We can’t let boards turn a blind eye to brutish behavior

Harvey Weinstein arrives at the Oscars on Sunday, Feb. 28, 2016, at the Dolby Theatre in Los Angeles. (Photo by Al Powers/Invision/AP)
Al Powers/Invision/AP
Certifiable?
  • Heather Landy
By Heather Landy

Executive editor of Quartz

Published Last updated This article is more than 2 years old.

What did the Weinstein Company board know and when did they know it?

In the wake of Harvey Weinstein’s firing, there are legitimate questions being raised as to why he was shown the door: Was it because of his hideous behavior, or because he was finally outed for it?

Either way, the message the board is desperately trying to send now, to the world, and to the men and women who still work for the company, is that sexual harassment will not be tolerated, no matter how powerful the abuser might be. But given the endemic nature of the problem (see: Cosby, Ailes, O’Reilly, SoFi, Uber, Amazon, and so on) and its damaging effect on the targets of the abuse and on the workplaces where it occurs, wouldn’t it make more sense for employers to send out a stronger zero-tolerance message from the outset?

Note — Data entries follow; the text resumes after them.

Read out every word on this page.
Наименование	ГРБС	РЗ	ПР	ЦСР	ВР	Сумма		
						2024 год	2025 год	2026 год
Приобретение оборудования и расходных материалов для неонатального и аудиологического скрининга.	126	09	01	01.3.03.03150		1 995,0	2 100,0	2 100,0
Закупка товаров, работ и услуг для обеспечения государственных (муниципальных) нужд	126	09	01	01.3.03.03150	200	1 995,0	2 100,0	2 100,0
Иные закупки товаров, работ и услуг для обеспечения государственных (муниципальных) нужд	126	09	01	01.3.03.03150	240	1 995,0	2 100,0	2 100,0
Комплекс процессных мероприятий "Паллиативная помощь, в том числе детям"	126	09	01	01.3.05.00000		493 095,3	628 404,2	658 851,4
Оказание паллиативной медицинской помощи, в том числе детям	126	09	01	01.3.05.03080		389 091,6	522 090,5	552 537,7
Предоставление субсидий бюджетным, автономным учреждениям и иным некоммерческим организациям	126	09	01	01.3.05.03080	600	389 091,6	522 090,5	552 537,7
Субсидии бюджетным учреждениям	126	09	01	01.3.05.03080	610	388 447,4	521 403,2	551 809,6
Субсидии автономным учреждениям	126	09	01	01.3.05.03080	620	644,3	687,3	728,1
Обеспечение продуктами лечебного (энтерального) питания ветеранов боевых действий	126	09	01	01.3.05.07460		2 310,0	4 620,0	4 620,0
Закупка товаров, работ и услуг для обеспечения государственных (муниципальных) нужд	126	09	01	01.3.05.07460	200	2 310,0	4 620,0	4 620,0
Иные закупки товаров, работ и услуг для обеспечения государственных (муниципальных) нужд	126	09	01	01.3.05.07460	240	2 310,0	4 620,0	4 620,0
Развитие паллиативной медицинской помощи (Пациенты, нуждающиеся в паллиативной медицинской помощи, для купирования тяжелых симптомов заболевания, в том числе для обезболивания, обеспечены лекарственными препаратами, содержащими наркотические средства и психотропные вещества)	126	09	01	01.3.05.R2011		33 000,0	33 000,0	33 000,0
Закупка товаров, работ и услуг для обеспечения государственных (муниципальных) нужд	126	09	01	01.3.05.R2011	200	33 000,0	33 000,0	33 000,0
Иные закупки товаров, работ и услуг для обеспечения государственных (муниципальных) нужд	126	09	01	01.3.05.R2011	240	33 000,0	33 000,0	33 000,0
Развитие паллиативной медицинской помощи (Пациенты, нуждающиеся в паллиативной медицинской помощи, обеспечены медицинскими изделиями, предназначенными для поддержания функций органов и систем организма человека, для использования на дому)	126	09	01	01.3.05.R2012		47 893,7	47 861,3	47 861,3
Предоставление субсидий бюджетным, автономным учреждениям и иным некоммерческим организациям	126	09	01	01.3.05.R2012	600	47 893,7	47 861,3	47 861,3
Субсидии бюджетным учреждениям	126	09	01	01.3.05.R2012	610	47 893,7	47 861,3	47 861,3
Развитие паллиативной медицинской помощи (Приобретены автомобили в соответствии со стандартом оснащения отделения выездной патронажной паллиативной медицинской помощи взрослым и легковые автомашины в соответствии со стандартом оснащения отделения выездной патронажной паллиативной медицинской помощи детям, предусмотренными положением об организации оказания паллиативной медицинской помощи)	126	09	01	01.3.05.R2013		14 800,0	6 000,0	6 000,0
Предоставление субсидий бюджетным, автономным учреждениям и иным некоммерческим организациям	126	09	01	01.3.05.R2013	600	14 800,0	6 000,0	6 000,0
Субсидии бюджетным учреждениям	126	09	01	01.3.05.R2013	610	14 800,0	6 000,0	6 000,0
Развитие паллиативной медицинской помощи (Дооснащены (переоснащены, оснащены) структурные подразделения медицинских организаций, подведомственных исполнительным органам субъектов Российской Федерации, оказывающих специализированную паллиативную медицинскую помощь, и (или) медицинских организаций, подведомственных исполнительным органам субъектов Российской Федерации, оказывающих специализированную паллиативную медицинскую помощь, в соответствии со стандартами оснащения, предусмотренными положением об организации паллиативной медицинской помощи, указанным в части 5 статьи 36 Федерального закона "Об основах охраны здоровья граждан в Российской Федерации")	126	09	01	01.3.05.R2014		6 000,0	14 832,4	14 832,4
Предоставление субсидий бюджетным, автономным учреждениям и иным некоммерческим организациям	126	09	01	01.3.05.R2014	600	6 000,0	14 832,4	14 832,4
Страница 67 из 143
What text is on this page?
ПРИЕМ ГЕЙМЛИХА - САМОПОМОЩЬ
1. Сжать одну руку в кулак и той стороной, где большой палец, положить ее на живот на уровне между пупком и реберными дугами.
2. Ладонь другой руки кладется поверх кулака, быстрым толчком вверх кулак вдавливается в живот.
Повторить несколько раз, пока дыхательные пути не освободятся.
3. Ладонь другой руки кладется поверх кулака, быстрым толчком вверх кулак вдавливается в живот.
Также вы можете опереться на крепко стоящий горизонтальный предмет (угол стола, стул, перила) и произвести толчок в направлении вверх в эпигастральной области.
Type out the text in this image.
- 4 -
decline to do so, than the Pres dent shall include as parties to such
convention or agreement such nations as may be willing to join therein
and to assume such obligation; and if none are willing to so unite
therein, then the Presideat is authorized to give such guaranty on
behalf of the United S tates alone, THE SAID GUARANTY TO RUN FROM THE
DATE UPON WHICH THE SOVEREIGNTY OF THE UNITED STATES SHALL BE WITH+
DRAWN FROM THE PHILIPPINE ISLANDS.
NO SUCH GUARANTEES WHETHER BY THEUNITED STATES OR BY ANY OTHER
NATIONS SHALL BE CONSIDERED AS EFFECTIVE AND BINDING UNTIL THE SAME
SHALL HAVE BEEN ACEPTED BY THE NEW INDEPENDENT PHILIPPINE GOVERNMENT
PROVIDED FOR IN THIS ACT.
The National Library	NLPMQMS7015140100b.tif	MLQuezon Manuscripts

After the implosion of Enron, WorldCom, and Tyco in 2001, US regulators smelled a systemic sort of rot in the preparation of corporate financials. One response of the US Congress was to require the CEOs and CFOs of public companies to start personally certifying financial statements. What if CEOs and board members were similarly required—or even just volunteered—to certify annually that to their knowledge, no one in senior management had engaged in sexual harassment and that any harassment complaints brought to the company had been dealt with appropriately?

Certifications are no panacea given the lengths to which companies go to insulate executives who sign them. They might, however, make someone think twice before participating in the coverup of an executive’s brutish behavior.

Ultimately, the person responsible for Weinstein’s actions is Weinstein. But if the board knew what was happening—or even just suspected it—and still turned a blind eye to it, then the company is complicit in putting women in harm’s way and inviting the scrutiny it is now under.